Built-in Types
Fundamental data types in C++.
Table of Contents
When you declare a variable, you must give it a type. The type tells the computer what kind of data the variable will hold (like a whole number, a letter, or a number with a decimal point). This is crucial because different types of data take up different amounts of memory and have different operations that can be performed on them. This lesson covers the most common built-in data types in C++.
Integers
Integers are used to store whole numbers.
int
The most common integer type is int. It is typically 32 bits (4 bytes) on most systems. A bit is a binary digit (0 or 1). With 32 bits, you can represent $2^{32}$ different values. Since int is signed (it can be positive or negative), you can store integers from $-2^{31}$ to $2^{31} - 1$, from roughly $-2 \cdot 10^9$ to $2 \cdot 10^9$.
unsigned int
An unsigned int also uses 32 bits, but it can only store non-negative values. This shifts its range to be from 0 to $2^{32} - 1$ (approximately $4 \cdot 10^9$).
Larger Integers
For competitive programming, you often need to store numbers larger than what a standard int can hold. For this, we have long long.
| Type | Typical Size | Range |
|---|---|---|
int | 32 bits (4 bytes) | $-2^{31}$ to $2^{31} - 1$ |
unsigned int | 32 bits (4 bytes) | $0$ to $2^{32} - 1$ |
long long | 64 bits (8 bytes) | $-2^{63}$ to $2^{63} - 1$ |
unsigned long long | 64 bits (8 bytes) | $0$ to $2^{64} - 1$ |
__int128_t | 128 bits (16 bytes) | $-2^{127}$ to $2^{127} - 1$ |
__uint128_t | 128 bits (16 bytes) | $0$ to $2^{128} - 1$ |
Rule of Thumb: If the problem constraints mention numbers up to $10^9$, int is fine. If they go up to $10^{18}$, you must use long long.
A Note on
__int128_t:The
__int128_ttype is a non-standard extension provided by some compilers like GCC and Clang on 64-bit systems. While it can be very useful for problems with extremely large numbers, it is not guaranteed to be available on all platforms. Always check the compiler and platform details for the online judge you are using.

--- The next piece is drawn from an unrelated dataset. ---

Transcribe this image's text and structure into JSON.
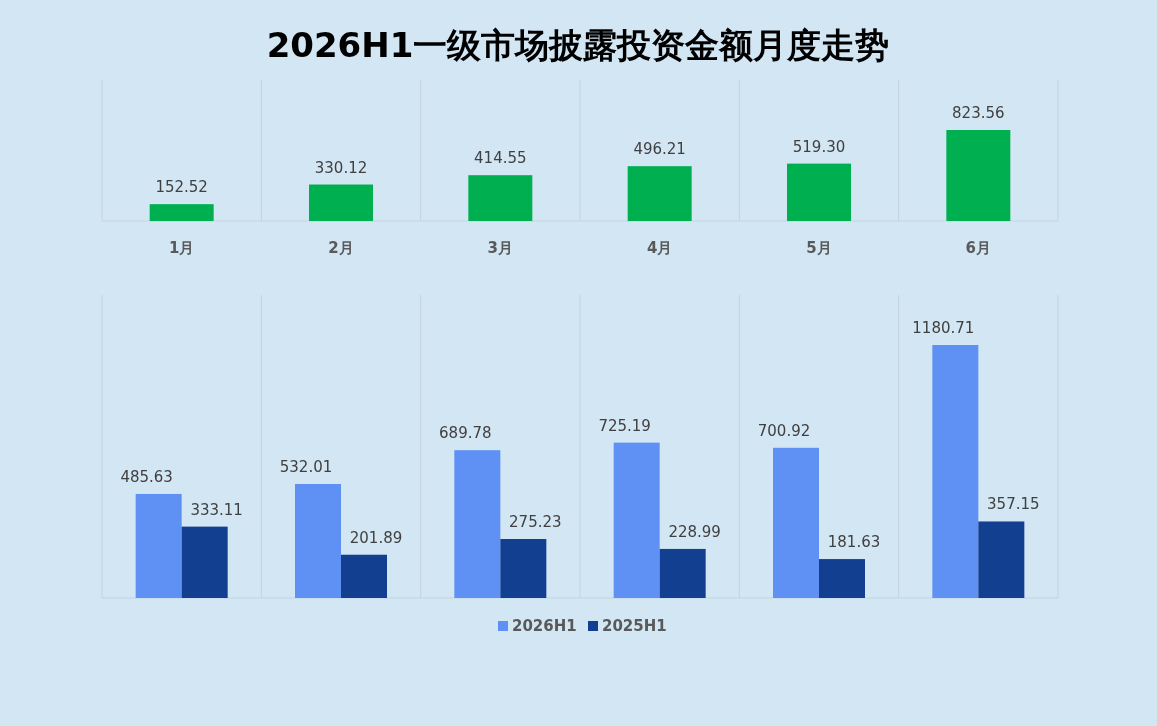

If you use it and the judge's compiler doesn't support it, your code will fail to compile. Use it with caution!
Fixed-Width Integers
The size of int and long long can technically vary between systems (though it's rare nowadays). To guarantee the size, you can use fixed-width integers from the <cstdint> header.
| Type | Size | Range |
|---|---|---|
int32_t | 32 bits | $-2^{31}$ to $2^{31}-1$ |
uint32_t | 32 bits | $0$ to $2^{32}-1$ |
int64_t | 64 bits | $-2^{63}$ to $2^{63}-1$ |
uint64_t | 64 bits | $0$ to $2^{64}-1$ |
Floating-point Numbers
These types are for numbers with decimal points, like 3.14159.
| Type | Typical Size | Precision |
|---|---|---|
float | 32 bits (4 bytes) | ~7 decimal digits |
double | 64 bits (8 bytes) | ~15 decimal digits |
long double | Usually atleast 80 bits | More than double |
In competitive programming, double is the most common choice. It offers a good balance of precision and performance.
Characters
The char type is used to store a single character, like a letter, a digit, or a symbol. Character literals are enclosed in single quotes (').
char my_grade = 'A';
char my_symbol = '#';
Under the hood, a char is just a small integer (usually 8 bits). It stores the numeric code of the character based on a character set, most commonly ASCII (American Standard Code for Information Interchange). For example, the ASCII value for 'A' is 65.
ASCII Table Reference
ASCII (American Standard Code for Information Interchange) standard is a character set that represents each character with a unique integer value, called a codepoint. Here's a partial reference for common characters:
| Codepoint | Character |
|---|---|
| 32 | (space) |
| 48-57 | 0-9 |
| 65-90 | A-Z |
| 97-122 | a-z |
| 10 | (newline) |
For a complete ASCII table, you can check out here at C++ reference.
The auto Keyword
The auto keyword is a feature from modern C++ that tells the compiler to automatically figure out the data type of a variable from its initial value. This can make code shorter and easier to read, as you don't have to write out a type name that is already obvious from the initial value.
It's important to understand that auto is not a "magic" type. The variable still has a concrete, static type (like int or double), but you're just letting the compiler figure it out for you.
You can use auto just like a data type.
auto variable_name = initial_value;
An initial value is required when using auto, because that is the only information the compiler has to determine the variable's type.
Here's an example of a program using auto.
#include <bits/stdc++.h>
using namespace std;
int main() {
auto x = 5; // The compiler sees 5 and deduces that x is an int
auto y = 3.14; // The compiler sees 3.14 and deduces that y is a double
auto z = 'A'; // The compiler sees 'A' and deduces that z is a char
cout << "x is an int: " << x << endl;
cout << "y is a double: " << y << endl;
cout << "z is a char: " << z << endl;
// The line below would cause a compile error because 'a' has no initializer.
// auto a;
return 0;
}